If your clients are wavering on whether to buy a home, there are several reasons they may want to get more serious about their real estate search, according to MagnifyMoney, a personal finance website. Most importantly, mortgage rates remain historically low—but that isn’t expected to last. They’ve been rising steadily, but rates for the current 30-year fixed-rate mortgage are still well below 5 percent, compared to nearly 19 percent In 1981. “The housing market has been on pretty solid footing now for a number of years, and a lot of that is due to pretty affordable mortgage rates,” says Stijn Van Nieuwerburgh, a real estate professor at Columbia Business School. In a recent Reuters poll, 45 housing analysts predict that by the end of 2019, the average rate for the 30-year fixed-rate mortgage likely will be above 5 percent. So buyers who lock in a rate this year likely will have lower borrowing costs.

Also, escalating home prices aren’t expected to let up anytime soon. According to the Reuters poll, home values in the 20 largest metro areas are expected to increase by another 5.7 percent before the end of the year.

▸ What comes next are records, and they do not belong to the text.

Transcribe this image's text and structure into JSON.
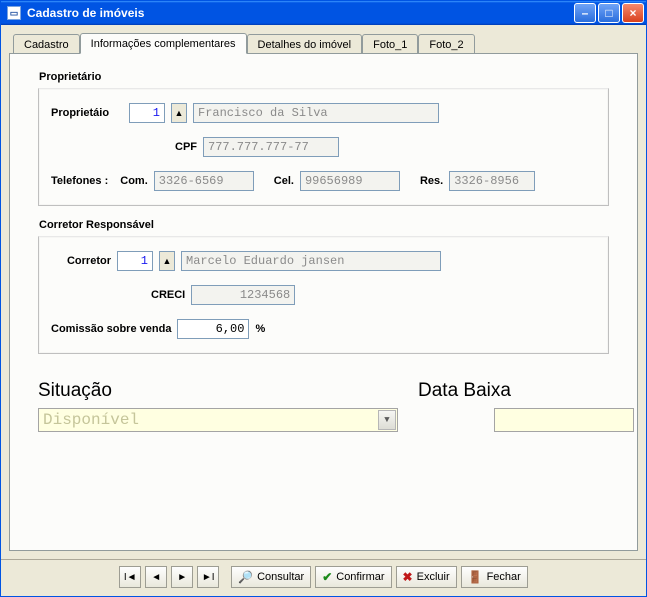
{
  "window": {
    "title": "Cadastro de imóveis"
  },
  "tabs": [
    "Cadastro",
    "Informações complementares",
    "Detalhes do imóvel",
    "Foto_1",
    "Foto_2"
  ],
  "active_tab": 1,
  "groups": {
    "prop": {
      "title": "Proprietário",
      "owner_label": "Proprietáio",
      "owner_id": "1",
      "owner_name": "Francisco da Silva",
      "cpf_label": "CPF",
      "cpf": "777.777.777-77",
      "tel_label": "Telefones :",
      "com_label": "Com.",
      "com": "3326-6569",
      "cel_label": "Cel.",
      "cel": "99656989",
      "res_label": "Res.",
      "res": "3326-8956"
    },
    "corr": {
      "title": "Corretor Responsável",
      "corr_label": "Corretor",
      "corr_id": "1",
      "corr_name": "Marcelo Eduardo jansen",
      "creci_label": "CRECI",
      "creci": "1234568",
      "comis_label": "Comissão sobre venda",
      "comis_value": "6,00",
      "comis_pct": "%"
    }
  },
  "situacao": {
    "label": "Situação",
    "value": "Disponível"
  },
  "databaixa": {
    "label": "Data Baixa",
    "value": ""
  },
  "toolbar": {
    "consultar": "Consultar",
    "confirmar": "Confirmar",
    "excluir": "Excluir",
    "fechar": "Fechar"
  }
}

The National Association of REALTORS® predicts growth in home prices to continue in the coming years, but year-over-year growth likely will slow to 3 percent or 5 percent. “Homeownership is long-term prospect,” says Paul Bishop, NAR’s vice president of research. “So as long as prices continue to increase at even a modest pace over the next four, five, eight, 10 years, then that equity does build up, in some cases, to quite a substantial part of someone’s net worth.”

Home shoppers who are holding out for more inventory may need to accept that the waiting game likely won’t be successful. At the end of May, there were 1.85 million existing homes for sale, including single-family homes, condos, townhomes, and co-ops. That is 6.1 percent lower than a year ago, according to NAR. Construction is on the rise but new developments are only accounting for about 2 percent of the market, says Van Nieuwerburgh, adding that “we’re not building enough to alleviate those shortages.”

While there are plenty of reasons why buying makes sense now, housing analysts are quick to point out that consumers shouldn’t take the plunge if they’re not ready financially or personally for the commitment. Prospective buyers need to consider financial security, their location, and their job situation, says Bishop. “Ultimately, you need to ask yourself: Are you likely to be in a particular location long enough that homeownership makes sense?” he says.